Si usted le encasqueta un sombrero tejano, le coloca un cinturón con dos colt del 45, un chaleco de cuero, unos pantalones estrechos con zahones y unas botas de cuero con espuelas podría hacer frente al mismísimo Eastwood o a Lee Van Cliff.
Parece un personaje sacado de las novelas de M.L. Estefanía, o de las películas de Sergio Leone, pero desprende un halo de D. Quijote que le hace entrañable para muchos sureños.
Su coronel le ha encomendado una misión peor que imposible.
Su Ministerio tiene la misión de recuperar los antiguos oficios de “componedor” y “zurcidora”.
Tiene que recomponer los restos de un pueblo que, curiosamente, han destrozado aquéllos a los que debe enfrentarse.
Tiene que coser primorosamente en carne viva los restos de una sociedad milenaria.
En su primera misión ya se ha cargado a la Troika, cúpula visible del mal que aqueja a su patria y a todos los sureños.
Guarda en la manga de su chupa de cuero un as de doble filo.
Los millones de sureños oprimidos por los mismos amos, expectantes por ver sus hazañas culminadas para unirse a su cruzada en la primera ocasión.
Del resultado de sus batallas dependen muchos futuros.
Por un lado, le ayudamos en su pelea.
Por el otro lado, somos un lastre por el temido “contagio”.
Sus armas son millones de ciudadanos detrás, una preparación académica que nadie podrá poner en duda y un convencimiento ciego en sus acciones.

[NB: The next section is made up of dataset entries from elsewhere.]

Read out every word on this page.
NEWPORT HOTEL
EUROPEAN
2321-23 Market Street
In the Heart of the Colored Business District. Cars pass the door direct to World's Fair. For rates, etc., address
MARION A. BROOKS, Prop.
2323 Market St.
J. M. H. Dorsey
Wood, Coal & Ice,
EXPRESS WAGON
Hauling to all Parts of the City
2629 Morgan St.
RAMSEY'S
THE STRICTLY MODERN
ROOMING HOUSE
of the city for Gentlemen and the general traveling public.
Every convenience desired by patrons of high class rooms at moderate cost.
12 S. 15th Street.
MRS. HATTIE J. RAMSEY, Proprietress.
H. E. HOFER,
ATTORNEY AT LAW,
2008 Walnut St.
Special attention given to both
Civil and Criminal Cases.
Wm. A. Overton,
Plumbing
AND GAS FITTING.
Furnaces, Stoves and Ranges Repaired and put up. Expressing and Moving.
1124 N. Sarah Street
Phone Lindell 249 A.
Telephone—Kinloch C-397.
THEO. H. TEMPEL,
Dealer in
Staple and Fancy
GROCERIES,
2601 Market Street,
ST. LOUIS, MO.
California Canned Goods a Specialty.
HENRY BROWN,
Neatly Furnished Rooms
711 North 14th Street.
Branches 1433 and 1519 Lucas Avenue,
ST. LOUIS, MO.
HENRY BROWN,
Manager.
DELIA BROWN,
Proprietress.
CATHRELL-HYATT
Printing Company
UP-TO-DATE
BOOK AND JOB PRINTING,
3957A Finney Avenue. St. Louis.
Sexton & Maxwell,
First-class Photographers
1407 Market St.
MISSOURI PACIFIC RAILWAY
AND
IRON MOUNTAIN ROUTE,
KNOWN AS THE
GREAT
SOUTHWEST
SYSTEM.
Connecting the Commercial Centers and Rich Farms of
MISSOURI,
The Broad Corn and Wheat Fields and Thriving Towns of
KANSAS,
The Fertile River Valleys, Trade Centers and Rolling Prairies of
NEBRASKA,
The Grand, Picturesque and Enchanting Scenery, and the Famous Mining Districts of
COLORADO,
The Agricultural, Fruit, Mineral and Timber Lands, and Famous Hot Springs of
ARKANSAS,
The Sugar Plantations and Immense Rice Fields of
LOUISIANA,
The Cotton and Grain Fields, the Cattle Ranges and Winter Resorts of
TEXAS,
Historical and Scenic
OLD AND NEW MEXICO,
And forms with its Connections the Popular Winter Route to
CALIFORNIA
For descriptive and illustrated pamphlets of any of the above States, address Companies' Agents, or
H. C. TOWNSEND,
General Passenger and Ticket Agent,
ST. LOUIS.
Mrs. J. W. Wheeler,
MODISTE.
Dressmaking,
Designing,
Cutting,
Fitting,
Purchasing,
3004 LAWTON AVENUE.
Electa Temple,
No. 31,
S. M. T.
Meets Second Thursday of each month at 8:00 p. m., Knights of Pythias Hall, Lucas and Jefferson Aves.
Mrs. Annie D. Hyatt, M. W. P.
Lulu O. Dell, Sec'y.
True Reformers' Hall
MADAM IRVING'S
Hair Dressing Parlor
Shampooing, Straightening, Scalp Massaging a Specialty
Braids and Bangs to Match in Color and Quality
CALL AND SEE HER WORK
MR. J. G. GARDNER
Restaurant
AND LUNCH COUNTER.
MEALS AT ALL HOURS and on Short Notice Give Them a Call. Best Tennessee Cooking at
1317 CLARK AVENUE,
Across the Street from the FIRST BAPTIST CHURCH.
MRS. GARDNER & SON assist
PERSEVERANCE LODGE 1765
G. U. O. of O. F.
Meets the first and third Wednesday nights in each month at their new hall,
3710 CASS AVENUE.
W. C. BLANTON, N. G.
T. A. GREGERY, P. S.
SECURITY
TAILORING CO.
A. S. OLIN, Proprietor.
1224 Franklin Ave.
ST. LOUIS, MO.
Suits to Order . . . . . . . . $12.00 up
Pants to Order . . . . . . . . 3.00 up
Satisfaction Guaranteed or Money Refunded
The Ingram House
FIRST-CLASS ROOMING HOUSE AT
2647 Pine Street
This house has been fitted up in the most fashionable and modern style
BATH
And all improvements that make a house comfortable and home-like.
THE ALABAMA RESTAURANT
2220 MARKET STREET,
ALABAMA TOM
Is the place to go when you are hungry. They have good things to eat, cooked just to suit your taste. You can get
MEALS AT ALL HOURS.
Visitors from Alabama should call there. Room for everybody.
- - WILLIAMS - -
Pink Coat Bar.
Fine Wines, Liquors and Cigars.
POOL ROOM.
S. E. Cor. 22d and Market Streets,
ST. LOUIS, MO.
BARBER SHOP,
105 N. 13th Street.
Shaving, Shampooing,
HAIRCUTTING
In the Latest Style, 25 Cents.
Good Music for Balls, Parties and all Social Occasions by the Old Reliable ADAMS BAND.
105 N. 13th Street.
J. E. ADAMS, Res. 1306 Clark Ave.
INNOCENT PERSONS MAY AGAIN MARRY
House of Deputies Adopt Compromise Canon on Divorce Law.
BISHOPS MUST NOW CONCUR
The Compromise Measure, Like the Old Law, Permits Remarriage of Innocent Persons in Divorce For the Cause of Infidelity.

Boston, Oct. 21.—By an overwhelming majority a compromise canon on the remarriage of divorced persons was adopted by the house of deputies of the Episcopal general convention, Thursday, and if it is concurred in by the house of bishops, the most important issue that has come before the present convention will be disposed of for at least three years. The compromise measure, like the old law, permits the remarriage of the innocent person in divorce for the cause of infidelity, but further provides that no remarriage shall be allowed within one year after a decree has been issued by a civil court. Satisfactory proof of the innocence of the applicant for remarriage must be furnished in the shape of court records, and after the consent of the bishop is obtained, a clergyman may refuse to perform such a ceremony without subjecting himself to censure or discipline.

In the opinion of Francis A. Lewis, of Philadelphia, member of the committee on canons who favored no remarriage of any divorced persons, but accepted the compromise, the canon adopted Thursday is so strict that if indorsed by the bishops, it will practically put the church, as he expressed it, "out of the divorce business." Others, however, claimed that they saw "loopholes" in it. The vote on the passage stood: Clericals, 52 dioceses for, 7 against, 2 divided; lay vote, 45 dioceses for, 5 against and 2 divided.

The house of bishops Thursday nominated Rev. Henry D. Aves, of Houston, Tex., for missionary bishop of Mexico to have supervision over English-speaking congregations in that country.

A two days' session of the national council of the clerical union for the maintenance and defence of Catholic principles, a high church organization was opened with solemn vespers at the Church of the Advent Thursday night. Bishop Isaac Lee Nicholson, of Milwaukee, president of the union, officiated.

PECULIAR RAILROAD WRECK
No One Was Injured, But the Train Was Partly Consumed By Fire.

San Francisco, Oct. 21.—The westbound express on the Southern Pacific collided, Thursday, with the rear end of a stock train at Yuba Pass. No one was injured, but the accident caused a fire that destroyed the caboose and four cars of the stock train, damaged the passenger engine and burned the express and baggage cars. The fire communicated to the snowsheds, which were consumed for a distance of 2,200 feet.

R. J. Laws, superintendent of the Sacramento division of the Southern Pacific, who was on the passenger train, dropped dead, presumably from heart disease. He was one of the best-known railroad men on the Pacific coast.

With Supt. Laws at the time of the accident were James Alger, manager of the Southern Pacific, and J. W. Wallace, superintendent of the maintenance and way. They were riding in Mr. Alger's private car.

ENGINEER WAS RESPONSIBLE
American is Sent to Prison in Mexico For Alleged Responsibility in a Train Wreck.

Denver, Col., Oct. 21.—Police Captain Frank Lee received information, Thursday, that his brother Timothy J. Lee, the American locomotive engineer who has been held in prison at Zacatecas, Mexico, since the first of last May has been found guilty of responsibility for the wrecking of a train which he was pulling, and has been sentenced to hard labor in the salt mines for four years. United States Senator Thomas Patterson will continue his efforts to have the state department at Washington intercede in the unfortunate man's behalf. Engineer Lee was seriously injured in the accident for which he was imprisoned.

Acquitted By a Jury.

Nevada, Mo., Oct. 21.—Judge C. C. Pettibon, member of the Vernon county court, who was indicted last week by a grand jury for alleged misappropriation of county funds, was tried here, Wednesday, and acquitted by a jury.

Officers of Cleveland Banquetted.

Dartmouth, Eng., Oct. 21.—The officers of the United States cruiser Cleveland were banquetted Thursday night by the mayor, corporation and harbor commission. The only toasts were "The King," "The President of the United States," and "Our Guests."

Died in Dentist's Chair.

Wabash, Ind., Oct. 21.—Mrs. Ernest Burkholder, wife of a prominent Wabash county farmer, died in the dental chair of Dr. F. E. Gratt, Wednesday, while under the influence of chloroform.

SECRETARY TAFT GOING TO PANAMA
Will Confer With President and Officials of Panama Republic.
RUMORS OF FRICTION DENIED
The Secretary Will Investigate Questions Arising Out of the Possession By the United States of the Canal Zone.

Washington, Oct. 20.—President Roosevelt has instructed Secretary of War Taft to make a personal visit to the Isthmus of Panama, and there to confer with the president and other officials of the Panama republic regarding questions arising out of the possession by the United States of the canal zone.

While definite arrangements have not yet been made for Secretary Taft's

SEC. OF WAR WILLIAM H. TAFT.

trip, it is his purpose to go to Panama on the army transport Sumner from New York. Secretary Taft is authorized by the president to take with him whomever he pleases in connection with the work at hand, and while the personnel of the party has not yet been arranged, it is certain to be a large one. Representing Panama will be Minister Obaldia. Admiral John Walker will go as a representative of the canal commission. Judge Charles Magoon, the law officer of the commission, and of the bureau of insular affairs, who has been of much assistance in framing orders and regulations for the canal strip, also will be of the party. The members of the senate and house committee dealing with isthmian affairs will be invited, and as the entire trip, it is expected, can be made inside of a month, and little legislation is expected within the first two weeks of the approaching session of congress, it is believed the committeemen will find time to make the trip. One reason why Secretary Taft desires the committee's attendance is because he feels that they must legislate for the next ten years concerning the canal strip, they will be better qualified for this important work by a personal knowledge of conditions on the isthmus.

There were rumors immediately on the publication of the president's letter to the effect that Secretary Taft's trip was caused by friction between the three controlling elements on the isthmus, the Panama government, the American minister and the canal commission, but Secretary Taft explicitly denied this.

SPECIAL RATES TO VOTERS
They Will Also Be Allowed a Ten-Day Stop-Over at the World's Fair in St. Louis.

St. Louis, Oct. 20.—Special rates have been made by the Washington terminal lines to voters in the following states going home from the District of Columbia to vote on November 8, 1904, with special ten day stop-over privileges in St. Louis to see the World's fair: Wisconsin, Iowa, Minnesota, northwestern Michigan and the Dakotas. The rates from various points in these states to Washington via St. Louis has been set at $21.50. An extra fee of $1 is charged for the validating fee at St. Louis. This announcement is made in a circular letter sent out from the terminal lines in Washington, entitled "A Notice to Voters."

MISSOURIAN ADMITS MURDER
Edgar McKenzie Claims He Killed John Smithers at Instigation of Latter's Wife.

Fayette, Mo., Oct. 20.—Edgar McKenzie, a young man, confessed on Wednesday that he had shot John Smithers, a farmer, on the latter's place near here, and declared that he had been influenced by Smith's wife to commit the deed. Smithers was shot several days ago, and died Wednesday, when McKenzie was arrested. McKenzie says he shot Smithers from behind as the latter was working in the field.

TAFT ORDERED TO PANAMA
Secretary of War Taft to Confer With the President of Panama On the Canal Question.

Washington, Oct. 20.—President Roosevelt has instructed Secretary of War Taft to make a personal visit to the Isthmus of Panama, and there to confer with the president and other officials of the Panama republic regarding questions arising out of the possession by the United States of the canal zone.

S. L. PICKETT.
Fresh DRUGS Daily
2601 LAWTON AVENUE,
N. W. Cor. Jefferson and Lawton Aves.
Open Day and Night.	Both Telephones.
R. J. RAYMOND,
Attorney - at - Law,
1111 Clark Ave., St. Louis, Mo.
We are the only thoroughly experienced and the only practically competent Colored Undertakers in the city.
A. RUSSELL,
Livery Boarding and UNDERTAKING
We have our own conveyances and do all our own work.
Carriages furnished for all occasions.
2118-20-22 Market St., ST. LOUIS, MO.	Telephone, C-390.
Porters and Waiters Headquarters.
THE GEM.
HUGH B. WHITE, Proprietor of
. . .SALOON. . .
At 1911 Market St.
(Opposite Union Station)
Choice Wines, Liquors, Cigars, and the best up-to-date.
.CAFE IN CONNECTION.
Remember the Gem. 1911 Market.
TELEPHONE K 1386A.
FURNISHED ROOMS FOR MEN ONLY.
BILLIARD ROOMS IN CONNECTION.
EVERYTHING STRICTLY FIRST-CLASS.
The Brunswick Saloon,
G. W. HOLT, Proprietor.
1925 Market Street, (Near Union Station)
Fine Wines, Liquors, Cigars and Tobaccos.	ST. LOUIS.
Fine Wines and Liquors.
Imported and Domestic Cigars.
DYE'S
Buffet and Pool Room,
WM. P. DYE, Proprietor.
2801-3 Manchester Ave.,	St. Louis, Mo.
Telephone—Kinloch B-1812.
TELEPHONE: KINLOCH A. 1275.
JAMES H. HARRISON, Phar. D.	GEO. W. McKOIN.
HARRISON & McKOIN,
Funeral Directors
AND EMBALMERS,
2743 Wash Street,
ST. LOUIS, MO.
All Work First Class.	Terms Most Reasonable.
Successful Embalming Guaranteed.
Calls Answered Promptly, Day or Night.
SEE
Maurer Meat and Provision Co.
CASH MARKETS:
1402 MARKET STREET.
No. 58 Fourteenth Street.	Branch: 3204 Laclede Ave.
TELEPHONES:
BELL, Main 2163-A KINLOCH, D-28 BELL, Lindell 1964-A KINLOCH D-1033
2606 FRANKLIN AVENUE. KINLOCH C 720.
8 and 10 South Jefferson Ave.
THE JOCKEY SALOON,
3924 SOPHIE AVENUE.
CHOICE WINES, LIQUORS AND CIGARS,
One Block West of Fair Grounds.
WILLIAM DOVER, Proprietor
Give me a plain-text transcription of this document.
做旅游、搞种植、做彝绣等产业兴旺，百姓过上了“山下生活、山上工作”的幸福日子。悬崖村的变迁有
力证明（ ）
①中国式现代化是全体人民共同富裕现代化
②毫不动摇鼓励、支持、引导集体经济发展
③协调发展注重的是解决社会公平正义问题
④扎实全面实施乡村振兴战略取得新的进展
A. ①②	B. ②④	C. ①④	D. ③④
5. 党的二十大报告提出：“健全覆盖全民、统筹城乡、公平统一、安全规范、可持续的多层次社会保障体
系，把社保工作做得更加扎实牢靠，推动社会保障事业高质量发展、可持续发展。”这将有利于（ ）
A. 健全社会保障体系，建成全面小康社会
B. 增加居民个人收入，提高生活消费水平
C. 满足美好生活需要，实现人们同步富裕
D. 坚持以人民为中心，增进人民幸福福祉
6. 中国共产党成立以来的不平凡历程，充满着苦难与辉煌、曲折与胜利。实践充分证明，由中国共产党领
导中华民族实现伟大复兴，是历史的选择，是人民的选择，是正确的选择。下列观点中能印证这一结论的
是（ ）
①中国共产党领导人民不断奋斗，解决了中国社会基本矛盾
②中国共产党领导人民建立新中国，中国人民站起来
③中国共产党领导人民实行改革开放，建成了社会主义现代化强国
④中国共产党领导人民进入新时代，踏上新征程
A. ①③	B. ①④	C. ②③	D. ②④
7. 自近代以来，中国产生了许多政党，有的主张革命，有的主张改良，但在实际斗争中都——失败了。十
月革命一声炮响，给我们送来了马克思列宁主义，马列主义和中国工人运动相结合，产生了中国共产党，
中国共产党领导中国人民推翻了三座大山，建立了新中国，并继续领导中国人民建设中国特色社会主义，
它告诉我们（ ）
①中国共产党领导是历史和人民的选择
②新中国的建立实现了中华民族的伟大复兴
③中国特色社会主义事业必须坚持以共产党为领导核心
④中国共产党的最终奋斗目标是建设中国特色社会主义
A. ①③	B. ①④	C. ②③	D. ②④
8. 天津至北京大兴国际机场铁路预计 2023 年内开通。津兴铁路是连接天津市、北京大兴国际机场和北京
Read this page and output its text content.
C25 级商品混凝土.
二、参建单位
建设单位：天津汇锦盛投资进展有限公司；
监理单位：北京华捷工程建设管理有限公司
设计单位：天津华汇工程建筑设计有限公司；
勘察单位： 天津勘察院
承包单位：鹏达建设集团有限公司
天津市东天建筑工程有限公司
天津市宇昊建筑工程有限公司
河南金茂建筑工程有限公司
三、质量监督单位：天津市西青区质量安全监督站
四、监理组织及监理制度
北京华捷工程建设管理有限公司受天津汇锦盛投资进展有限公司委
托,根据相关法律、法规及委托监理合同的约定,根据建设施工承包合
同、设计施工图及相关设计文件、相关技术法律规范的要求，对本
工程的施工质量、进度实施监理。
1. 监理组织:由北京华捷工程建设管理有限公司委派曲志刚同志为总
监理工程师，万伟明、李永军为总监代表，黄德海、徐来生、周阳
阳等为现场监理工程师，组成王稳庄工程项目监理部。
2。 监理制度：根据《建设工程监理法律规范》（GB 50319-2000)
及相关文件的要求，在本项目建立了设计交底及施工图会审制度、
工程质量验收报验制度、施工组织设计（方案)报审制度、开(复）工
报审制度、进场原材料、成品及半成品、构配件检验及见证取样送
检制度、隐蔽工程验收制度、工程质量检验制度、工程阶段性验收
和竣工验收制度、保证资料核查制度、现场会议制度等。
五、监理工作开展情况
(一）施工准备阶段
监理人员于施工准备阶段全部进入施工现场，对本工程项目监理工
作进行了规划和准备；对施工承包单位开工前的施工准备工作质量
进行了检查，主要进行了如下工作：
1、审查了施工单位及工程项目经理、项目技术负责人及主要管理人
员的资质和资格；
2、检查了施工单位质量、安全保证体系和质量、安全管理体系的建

No parece demasiado bagaje comparado con el potencial de sus enemigos. Además, según los estúpidos tiene sus defectos.
Parece ser que vive en una buena casa, come bien y bebe bien. La estupidez no puede comprender que una persona que tenga lo que llamamos “la vida resuelta” pueda involucrarse en la defensa de los más débiles.
Yo también soy Yanis Varoufakis.
Mis máximos respetos y mi deseo de que obtenga un triunfo razonable, pues total es imposible.